Pero yo se lo impedí.
- No. Hasta dentro de mucho rato.
También era una costumbre griega.
Regresamos a los carros, pero la vuelta fue mucho más lenta que la ida. Una procesión de antorchas nos precedía en medio de las crecientes sombras del crepúsculo entonando himnos nupciales. Antonio, todavía silencioso, tomó mi mano -la que llevaba el anillo- y la sostuvo en la suya. El collar de oro me pesaba alrededor del cuello.
En el palacio nos esperaba el festín de la boda: montañas de manjares, preparados a toda prisa pero no por ello menos suculentos. Hubo jabalí asado, lubina ahumada, ostras, anguilas y langostas, pez salado de Bizancio, dátiles de Jericó, melones, pasteles chorreando miel del Himeto y ríos de vino de Laodicea.
Me reuní con los oficiales que tan destacado papel iban a desempeñar en la inminente campaña: Marco Ticio, moreno, delgado y con pinta de sátiro, y Enobarbo, medio calvo pero con una poblada barba, unos penetrantes ojos y (según me habían dicho) una lengua más afilada que una navaja.
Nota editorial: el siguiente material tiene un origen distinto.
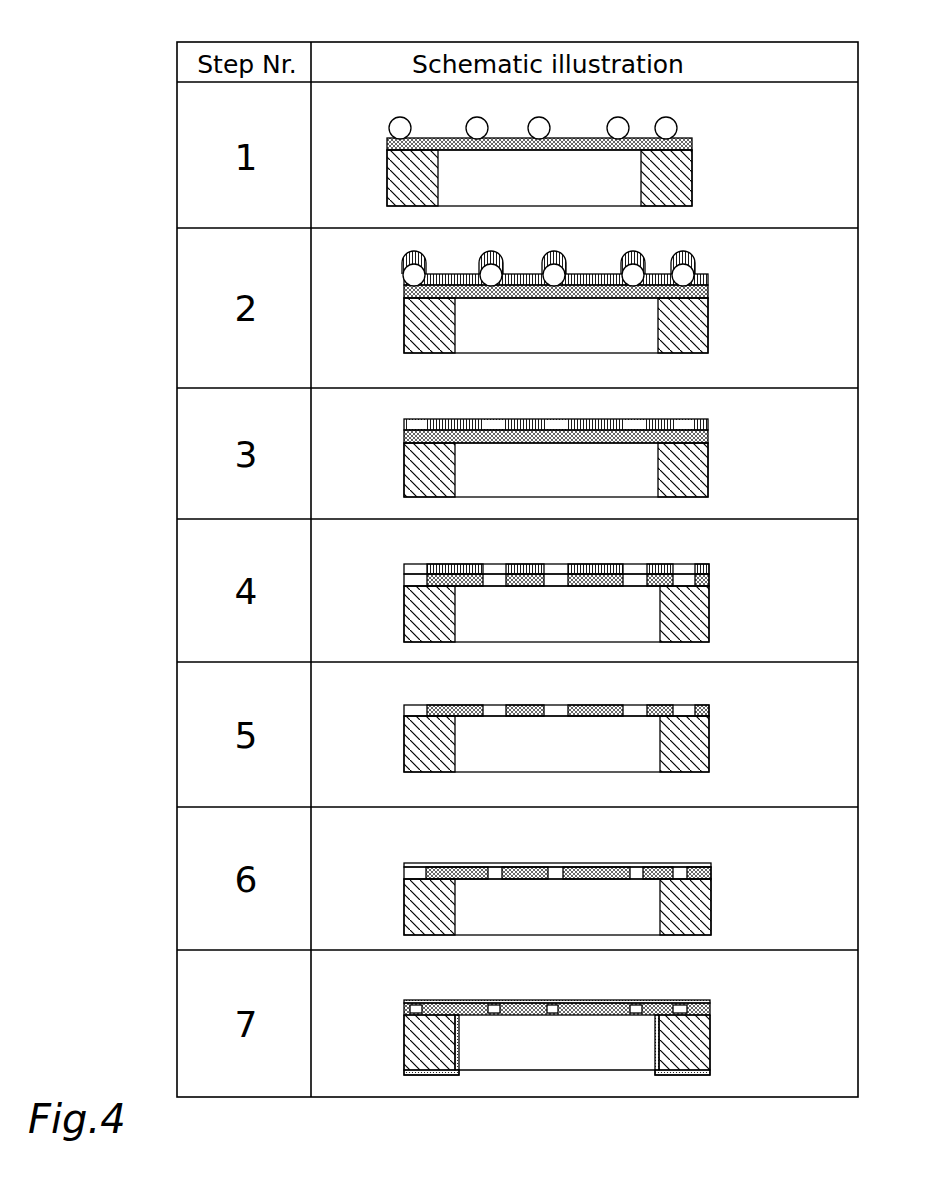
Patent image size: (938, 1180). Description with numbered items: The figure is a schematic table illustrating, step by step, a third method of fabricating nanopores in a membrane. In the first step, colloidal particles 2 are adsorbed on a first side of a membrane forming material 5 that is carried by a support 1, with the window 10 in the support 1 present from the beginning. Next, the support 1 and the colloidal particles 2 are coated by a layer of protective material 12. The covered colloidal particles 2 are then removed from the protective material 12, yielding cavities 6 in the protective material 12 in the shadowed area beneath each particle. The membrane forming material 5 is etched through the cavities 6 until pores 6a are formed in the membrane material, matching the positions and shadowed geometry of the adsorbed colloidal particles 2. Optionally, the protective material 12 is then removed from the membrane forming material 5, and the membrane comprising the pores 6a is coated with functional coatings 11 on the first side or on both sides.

The support 1 is at (680, 185).
The colloidal particles 2 is at (664, 125).
The membrane forming material 5 is at (692, 146).
The cavities 6 is at (413, 424).
The pores 6a is at (500, 566).
The window 10 is at (545, 610).
The functional coatings 11 is at (628, 864).
The protective material 12 is at (694, 266).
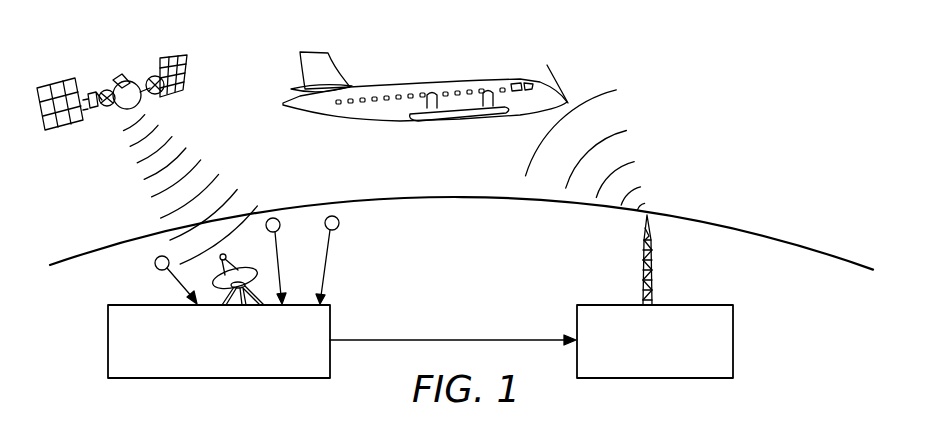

Aquella noche la contuvo y sólo la usó para darme la enhorabuena. Estaba también Munacio Planco, un hombre muy fornido y con una mata de liso cabello castaño claro, y otra vez Canidio Craso, que no sólo tenía alargado el rostro sino también el cuerpo pues era altísimo y destacaba por encima de todos los demás. Sus ojos miraban con expresión melancólica, pero más tarde Antonio me dijo que él siempre era así. Se mostró muy cortés conmigo y no percibí la menor hostilidad en su actitud.